As a result, the SEC brought an enforcement action in federal district court. After determining that Petitioners had violated the securities laws, the court ordered $26.7 million in disgorgement—its estimate of Liu and Wang's profits from the scheme. The Ninth Circuit affirmed, citing longstanding circuit precedent authorizing disgorgement. Liu, 754 Fed.Appx. at 509. Liu and Wang's petition to the Supreme Court followed.
Typically, the Supreme Court agrees to hear a case to resolve a disagreement among the federal circuit courts about the meaning of federal law. In this case, however, the court granted certiorari in the face of a uniform understanding among circuit courts that the SEC may obtain disgorgement in federal court. But that was a pre-Kokesh understanding.
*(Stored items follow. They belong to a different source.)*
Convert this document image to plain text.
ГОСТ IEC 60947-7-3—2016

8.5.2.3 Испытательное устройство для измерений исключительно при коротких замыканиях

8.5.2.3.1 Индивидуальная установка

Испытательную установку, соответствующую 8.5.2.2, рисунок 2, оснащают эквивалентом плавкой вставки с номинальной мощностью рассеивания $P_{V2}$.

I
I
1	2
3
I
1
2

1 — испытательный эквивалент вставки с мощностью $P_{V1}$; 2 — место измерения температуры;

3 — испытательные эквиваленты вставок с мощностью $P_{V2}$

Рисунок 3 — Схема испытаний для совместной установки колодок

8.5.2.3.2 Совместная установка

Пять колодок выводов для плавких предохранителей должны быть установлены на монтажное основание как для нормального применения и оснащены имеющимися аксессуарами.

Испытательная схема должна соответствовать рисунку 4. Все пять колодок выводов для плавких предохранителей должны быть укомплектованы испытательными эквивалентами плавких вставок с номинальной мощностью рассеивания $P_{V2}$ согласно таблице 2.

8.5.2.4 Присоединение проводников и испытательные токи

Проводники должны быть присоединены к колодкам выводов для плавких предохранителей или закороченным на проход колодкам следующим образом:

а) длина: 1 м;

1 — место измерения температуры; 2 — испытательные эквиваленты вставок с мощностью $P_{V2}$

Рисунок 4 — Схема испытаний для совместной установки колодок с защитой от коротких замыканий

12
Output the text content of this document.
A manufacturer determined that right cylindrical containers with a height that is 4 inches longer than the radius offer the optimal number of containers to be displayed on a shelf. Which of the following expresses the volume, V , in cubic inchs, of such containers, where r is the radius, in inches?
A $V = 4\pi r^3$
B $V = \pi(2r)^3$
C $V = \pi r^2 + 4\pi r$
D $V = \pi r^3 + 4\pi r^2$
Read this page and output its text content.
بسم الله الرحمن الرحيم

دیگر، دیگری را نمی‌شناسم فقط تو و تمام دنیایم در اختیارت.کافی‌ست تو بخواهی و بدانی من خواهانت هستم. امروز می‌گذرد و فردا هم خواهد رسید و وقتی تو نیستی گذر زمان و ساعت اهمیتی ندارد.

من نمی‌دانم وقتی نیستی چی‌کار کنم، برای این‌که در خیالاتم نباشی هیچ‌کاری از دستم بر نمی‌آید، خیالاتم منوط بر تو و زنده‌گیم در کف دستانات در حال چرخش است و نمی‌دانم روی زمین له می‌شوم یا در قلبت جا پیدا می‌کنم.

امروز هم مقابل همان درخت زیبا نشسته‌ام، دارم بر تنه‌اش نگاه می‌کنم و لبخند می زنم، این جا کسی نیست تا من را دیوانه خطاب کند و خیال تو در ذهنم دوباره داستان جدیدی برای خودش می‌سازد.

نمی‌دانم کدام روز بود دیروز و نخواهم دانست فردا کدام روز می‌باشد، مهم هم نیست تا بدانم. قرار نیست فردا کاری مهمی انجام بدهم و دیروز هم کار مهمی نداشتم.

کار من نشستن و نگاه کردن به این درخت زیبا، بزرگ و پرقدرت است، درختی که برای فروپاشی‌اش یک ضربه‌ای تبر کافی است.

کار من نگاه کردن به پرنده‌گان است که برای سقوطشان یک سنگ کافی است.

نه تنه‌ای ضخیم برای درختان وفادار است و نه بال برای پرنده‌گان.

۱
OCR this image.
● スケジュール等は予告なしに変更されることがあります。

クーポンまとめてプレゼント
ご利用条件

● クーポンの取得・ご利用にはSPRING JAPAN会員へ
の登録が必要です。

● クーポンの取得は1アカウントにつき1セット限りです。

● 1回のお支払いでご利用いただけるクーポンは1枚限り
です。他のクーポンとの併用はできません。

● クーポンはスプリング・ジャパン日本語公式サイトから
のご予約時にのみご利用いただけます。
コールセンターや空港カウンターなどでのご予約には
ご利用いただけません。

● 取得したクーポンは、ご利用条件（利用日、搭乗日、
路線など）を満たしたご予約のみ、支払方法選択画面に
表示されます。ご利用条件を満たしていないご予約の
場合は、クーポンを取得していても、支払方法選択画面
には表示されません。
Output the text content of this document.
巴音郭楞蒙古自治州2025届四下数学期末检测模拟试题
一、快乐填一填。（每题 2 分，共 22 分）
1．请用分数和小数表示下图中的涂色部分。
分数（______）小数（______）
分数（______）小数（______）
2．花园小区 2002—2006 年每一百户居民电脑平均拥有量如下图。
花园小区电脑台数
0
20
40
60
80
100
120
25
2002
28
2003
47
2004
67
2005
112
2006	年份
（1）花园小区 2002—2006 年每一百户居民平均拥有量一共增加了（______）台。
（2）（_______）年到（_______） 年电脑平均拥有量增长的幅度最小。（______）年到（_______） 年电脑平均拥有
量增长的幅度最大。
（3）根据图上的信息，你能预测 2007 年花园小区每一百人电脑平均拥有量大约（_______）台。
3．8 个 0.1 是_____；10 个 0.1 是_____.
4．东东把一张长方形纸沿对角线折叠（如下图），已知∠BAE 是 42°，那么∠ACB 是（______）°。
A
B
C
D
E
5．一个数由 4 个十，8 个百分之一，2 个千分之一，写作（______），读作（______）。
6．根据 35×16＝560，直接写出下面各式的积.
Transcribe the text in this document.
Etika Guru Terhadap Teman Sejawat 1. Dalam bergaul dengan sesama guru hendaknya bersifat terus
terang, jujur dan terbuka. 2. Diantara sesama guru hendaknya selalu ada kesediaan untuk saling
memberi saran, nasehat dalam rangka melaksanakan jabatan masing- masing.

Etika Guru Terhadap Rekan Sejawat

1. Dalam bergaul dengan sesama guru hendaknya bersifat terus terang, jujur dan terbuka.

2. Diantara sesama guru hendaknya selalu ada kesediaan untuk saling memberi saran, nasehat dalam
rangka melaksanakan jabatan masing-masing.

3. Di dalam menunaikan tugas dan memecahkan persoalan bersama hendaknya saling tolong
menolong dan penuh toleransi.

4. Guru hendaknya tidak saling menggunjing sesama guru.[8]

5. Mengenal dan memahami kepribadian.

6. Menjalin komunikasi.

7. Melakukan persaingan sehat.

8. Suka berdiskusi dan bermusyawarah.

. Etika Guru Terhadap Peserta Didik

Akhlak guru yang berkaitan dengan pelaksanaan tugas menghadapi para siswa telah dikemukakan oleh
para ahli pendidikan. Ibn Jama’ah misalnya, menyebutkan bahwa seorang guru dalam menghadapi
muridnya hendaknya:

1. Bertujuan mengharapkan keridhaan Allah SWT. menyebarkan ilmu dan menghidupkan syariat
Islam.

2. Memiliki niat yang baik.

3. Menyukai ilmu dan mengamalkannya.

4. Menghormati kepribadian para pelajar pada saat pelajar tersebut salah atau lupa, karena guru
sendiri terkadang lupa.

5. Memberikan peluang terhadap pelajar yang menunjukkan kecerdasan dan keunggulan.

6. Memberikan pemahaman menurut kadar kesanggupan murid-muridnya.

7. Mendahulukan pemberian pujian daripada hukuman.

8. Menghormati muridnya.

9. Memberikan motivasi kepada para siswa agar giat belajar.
In their petition, Liu and Wang argue that Congress has expressly identified the forms of relief the SEC may seek in federal court enforcement actions—civil monetary penalties, injunctions, and equitable relief—and that disgorgement isn't one of them. See 15 U.S.C. §§77t(b), (d), 78u(d)(1), (3), (5). They argue that disgorgement is not a form of equitable relief, because while the purpose of equity is to restore the status quo, not punish the wrongdoer, the court held in Kokesh that SEC disgorgement is punitive. And petitioners stress that the award in their case raises many of the concerns that led to the court's decision in Kokesh. For one, the district court did not order the SEC to distribute the disgorged funds to the victims. For another, the district court failed to take into account nearly $16 million in legitimate business expenses that should have reduced the $27 million disgorgement amount—thus implicating the court's concern in Kokesh that disgorgement is sometimes ordered without consideration of a defendant's expenses that reduce the amount of illegal profit. 137 S.Ct. at 1643.